Achtelbuscher: Ich warne davor, das zu versuchen. Wie ich schon beschrieben habe, ist der Mensch in seinem Normalzustand talentiert, wenn es darum, Probleme zu lösen, die sich ihm unmittelbar stellen.  Das können dann auch mehrere gleichzeitig sein oder sehr drängende oder auch existenzielle. Man müht sich, tut was, kümmert sich, strengt sich an, manche gehen auch einfach ins Bett oder betrinken sich, bis es vorüber ist. Medienprobleme sind allerdings eben anders, sie haben eine fast vollständig theoretische Struktur. Sie und ich, wir können keinen Frieden machen in der Ukraine, nicht durch frieren und und nicht durch schwitzen, nicht durch schlafen, wachen oder irgendetwas machen. Statt nach Einordnung zu suchen, müssten wir uns genaugenommen dahingehend polen, dass wir emotionalen Abstand halten. Genau das aber ist uns als sozialen Wesen nahezu unmöglich, wir müssen und wollen mitleiden, mitbangen.

PPQ.li: Ihren Forschungsergebnissen zufolge ist es vorbei, wenn es vorüber ist, und vorüber ist es erst, wenn man sagen kann, es vorbei, ist das in etwa Ihre Einordnung?

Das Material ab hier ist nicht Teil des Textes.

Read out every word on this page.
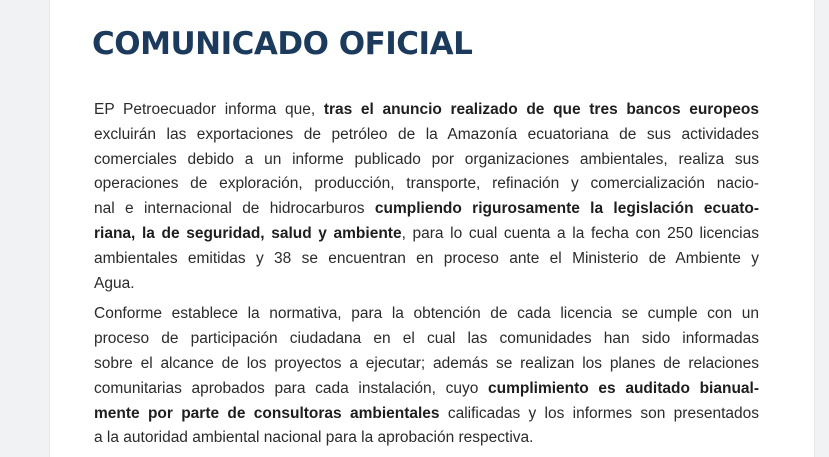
COMUNICADO OFICIAL

EP Petroecuador informa que, tras el anuncio realizado de que tres bancos europeos
excluirán las exportaciones de petróleo de la Amazonía ecuatoriana de sus actividades
comerciales debido a un informe publicado por organizaciones ambientales, realiza sus
operaciones de exploración, producción, transporte, refinación y comercialización nacio-
nal e internacional de hidrocarburos cumpliendo rigurosamente la legislación ecuato-
riana, la de seguridad, salud y ambiente, para lo cual cuenta a la fecha con 250 licencias
ambientales emitidas y 38 se encuentran en proceso ante el Ministerio de Ambiente y
Agua.

Conforme establece la normativa, para la obtención de cada licencia se cumple con un
proceso de participación ciudadana en el cual las comunidades han sido informadas
sobre el alcance de los proyectos a ejecutar; además se realizan los planes de relaciones
comunitarias aprobados para cada instalación, cuyo cumplimiento es auditado bianual-
mente por parte de consultoras ambientales calificadas y los informes son presentados
a la autoridad ambiental nacional para la aprobación respectiva.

Achtelbuscher: Richtig. Ich will damit nicht dazu auffordern, nicht für den Frieden zu frieren oder über die hohen Preise zu schimpfen, weil das auch nichts nützt. Ich will nur verdeutlichen, dass Nachrichtensendungen Teil der Unterhaltungsindustrie sind, in denen wir uns das Gefühl abholen, nah dran zu sein an einer möglichen Lösung, an die wir glauben oder wir ablehnen können, die uns aber in jedem Fall betrifft, weil es auf unsere Ansicht dazu ankommt. Hier liegt ein Grundirrtum, den ich aber begründet sehe in einer ganz fürchterlichen Tyrannei der Gegenwart über den Rest der Zeit. Immer ist jetzt das Wichtigste, weil das ewige Versprechen lautet, dass es besser und gut werden wird, wenn das erst überstanden ist. Dabei hat schon Gottfried Benn festgestellt, dass Sterben heißt, dies alles hier ungelöst zu verlassen. Daran kann man sich eigentlich recht schön orientieren.